La place des pratiques scientifiques et de l’expertise dans les transformations sociales constitue un champs historiographique novateur qui s’est particulièrement développé depuis deux décennies en Allemagne. Professeur d’histoire contemporaine à l’université de Trèves, Lutz Raphael en est l’un des auteurs les plus stimulants de l’histoire des sciences sociales et de l’historiographie aux XIXe et XXe siècles en Europe.

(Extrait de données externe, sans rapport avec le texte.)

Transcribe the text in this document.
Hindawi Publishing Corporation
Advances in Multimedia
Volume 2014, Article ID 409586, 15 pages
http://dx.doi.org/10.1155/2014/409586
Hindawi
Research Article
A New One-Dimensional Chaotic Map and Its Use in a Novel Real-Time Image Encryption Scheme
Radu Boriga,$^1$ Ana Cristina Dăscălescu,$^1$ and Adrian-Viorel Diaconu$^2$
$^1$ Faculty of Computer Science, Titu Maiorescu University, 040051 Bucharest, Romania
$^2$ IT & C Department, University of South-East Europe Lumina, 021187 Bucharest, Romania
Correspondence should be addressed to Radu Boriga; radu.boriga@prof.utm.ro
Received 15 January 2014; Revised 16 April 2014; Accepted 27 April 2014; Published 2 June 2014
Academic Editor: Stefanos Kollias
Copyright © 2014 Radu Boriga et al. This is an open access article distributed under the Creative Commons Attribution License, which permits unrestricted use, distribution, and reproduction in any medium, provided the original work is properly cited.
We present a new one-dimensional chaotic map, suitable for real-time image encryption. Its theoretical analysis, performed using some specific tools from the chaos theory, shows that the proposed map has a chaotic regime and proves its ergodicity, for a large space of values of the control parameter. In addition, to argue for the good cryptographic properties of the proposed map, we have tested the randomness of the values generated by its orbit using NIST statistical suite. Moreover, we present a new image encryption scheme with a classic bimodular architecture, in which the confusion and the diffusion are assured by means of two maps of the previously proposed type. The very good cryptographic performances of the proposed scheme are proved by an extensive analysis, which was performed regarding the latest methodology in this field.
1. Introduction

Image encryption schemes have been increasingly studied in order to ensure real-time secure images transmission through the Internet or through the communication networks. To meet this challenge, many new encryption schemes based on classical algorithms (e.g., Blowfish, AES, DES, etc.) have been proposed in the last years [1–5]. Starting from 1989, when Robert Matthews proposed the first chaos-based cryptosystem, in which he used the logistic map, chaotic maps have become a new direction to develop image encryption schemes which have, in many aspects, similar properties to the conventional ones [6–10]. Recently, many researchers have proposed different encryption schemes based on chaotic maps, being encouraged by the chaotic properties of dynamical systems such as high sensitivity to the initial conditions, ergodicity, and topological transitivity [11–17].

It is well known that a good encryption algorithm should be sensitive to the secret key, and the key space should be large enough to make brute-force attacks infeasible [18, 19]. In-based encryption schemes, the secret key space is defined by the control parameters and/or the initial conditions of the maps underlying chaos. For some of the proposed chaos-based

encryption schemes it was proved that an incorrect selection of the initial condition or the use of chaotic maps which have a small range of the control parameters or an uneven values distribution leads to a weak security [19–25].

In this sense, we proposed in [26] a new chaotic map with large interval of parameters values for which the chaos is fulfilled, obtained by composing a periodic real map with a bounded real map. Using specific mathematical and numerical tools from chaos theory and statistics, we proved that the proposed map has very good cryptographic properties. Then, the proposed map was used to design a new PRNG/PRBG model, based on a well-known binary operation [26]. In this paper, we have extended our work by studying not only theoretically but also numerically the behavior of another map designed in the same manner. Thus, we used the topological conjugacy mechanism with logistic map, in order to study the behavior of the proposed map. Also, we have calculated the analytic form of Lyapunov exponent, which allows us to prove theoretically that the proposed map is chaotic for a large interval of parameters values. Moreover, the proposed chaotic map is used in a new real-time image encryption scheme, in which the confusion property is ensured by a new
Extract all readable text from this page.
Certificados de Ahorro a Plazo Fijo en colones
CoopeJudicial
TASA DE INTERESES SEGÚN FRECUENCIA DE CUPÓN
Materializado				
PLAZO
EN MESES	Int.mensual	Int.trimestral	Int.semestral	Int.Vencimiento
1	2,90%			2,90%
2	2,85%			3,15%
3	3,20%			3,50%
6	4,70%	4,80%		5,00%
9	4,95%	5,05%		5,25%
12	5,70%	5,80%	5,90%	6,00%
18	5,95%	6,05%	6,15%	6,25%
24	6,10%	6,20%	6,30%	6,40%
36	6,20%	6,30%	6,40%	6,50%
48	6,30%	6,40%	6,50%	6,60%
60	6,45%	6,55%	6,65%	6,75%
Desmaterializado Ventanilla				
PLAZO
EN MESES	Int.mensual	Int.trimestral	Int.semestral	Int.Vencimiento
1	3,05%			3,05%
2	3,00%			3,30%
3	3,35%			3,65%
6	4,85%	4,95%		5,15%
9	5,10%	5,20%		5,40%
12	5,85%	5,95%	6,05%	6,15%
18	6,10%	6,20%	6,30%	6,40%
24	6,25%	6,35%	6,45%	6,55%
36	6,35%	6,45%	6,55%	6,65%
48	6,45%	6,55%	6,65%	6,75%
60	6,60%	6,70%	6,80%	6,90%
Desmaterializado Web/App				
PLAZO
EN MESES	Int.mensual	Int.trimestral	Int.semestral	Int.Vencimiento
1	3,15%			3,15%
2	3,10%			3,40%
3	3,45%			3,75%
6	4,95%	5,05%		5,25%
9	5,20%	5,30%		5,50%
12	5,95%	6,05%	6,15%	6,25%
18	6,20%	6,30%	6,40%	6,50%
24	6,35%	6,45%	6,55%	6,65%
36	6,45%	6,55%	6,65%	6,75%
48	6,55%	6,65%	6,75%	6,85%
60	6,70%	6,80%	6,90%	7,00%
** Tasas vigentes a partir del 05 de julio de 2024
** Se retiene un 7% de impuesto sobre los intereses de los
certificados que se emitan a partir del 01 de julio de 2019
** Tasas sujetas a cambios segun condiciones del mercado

Internationalement reconnue, une part importante de sa contribution à ce champ se trouve donc utilement rassemblée dans »Ordnungsmuster und Deutungskämpfe« qui réunit treize articles publiés seul ou en collaboration (Anselm Doering-Manteuffel et Sarah Losego) dans des collectifs ou des revues entre 1992 et 2016.

Ces articles sont accompagnés d’un avant-propos et classés en quatre grandes thématiques: la »scientifisation du social« (»Verwissenschaftlichung des Sozialen«), les »problèmes structurels de la modernité« (»Strukturprobleme der Moderne«), »l’histoire de l’histoire sociale moderne« (»Geschichte der modernen Sozialgeschichte«), les »problématiques franco-allemandes« (»Französisch-deutsche Spannungsfelder«).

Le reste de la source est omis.